Oftentimes, diseases that cause the heart to slow down to a near-undetectable beat are cited as the root cause of live burials. Decreased heart rate is a rare but well known symptom of epilepsy. African sleeping sickness, an infectious disease that causes uncontrollable abnormal sleeping patterns, has also been cited as a medical cause for a number of cases of premature burial. Considering the early 1900s was a time when medicine wasn’t as advanced, it’s easy to see how doctors could misinterpret these conditions for death.
But disease is not the only way for individuals to be mistakenly perceived as dead. According to the 1994 book The Serpent and the Rainbow, written by Harvard scientist Wade Davis, high doses of the toxin tetrodotoxin, which is produced by the pufferfish, can cause death by paralysis. In low doses, however, the toxin induces a death-like state. According to Davis, witch doctors in Haiti have used the toxin to turn their victims into “zombies” — days after burial, the witch doctors would dig them out of their graves and use them as slaves.
Infectious disease, however, is responsible for the highest number of premature burials, Maxim reported. During time periods before the discovery of the germ theory, people believed they would catch infections from the bodies of the deceased. Because of this, it became common practice to bury the bodies of the dead as soon as possible. In periods of mass outbreaks, it was quite common for the “not-quite-dead” to be tossed into graves along with their corpse companions.
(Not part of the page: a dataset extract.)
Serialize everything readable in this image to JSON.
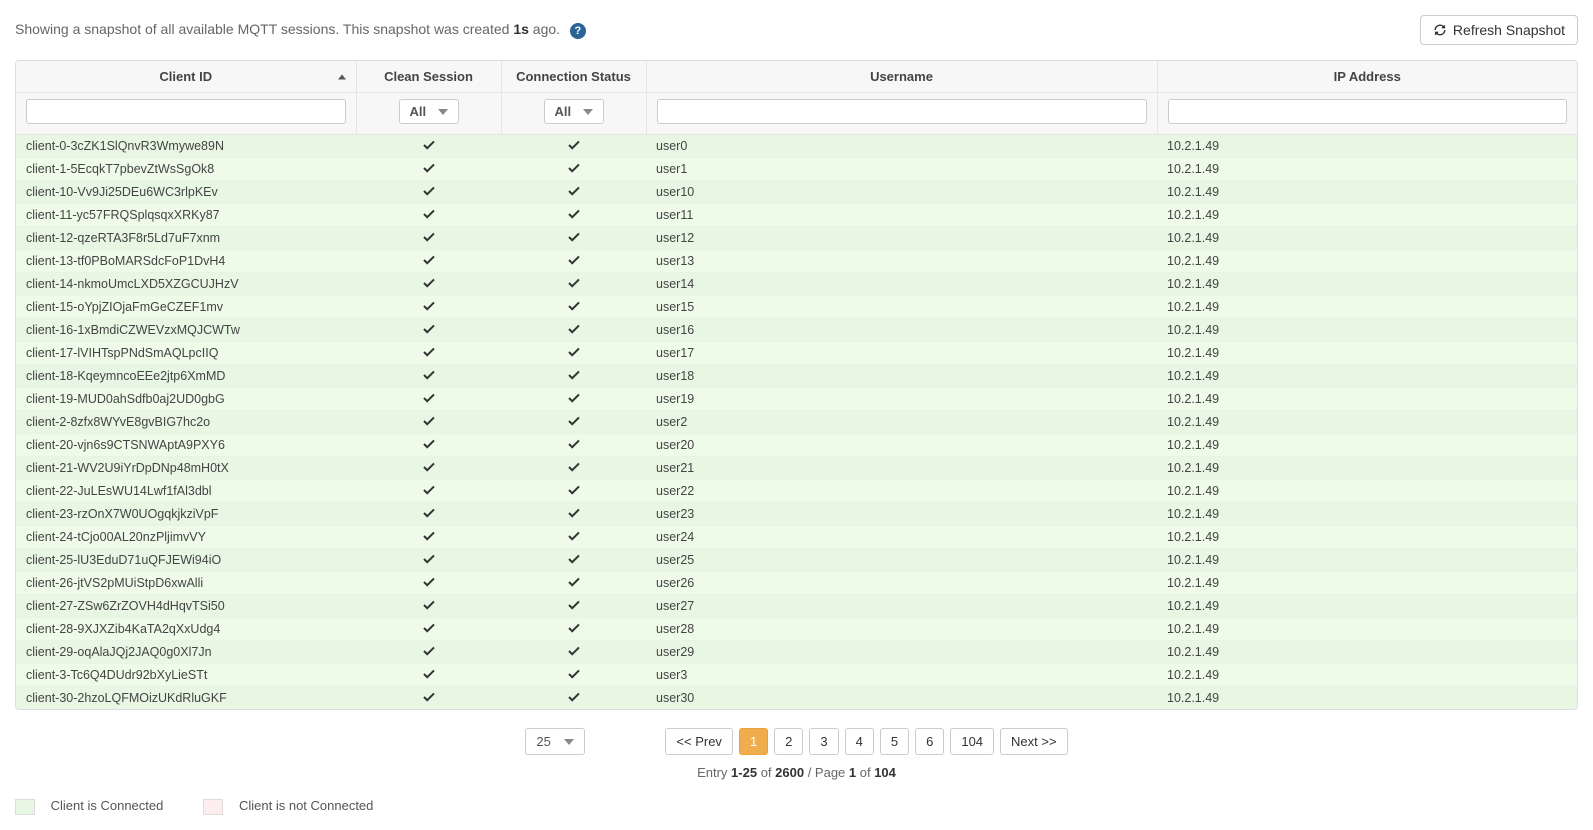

Thankfully, these stories don’t always have such gruesome endings — such as the 6-year-old boy who was accidentally buried in a sand dune for two days after accidentally falling into a sinkhole. He made a full recovery. Regardless of the many near-premature burials, just the thought of being buried alive is enough to make anyone panic. In the past, people have gone to great lengths to ensure this didn’t happen.
Preventing Premature Burials
Rumors of people accidentally being buried alive during the 18th century cholera outbreak spurred the design of “safety coffins,” according to io9. The sale of these safety coffins soon became a booming industry. Coffins were being sold with escape hatches that could only be opened from the inside, that were linked to the surface to ring for help, and periscopes that gravediggers could occasionally look through to monitor any possible changes in the corpse.
According to legend, George Washington requested that his body not be buried until two days after his death, just to ensure that he was in fact truly dead. Legend even says that the tradition of holding a two-day wake in which the body can be viewed before being buried came about as a way to ensure that the cadaver did not suddenly wake up.
Today, the chances of being buried alive are very small — but not impossible, as exemplified by the German woman. When an individual dies in a hospital they are usually attached to a machine that reads their brain waves, heartbeat, and respiration. If activity in all of these stops, the patient is considered dead and sent to a funeral home, Time reported. In the U.S., it's illegal for a person to be buried without a medical professional pronouncing them deceased, making the chances of someone bypassing these tests very slim.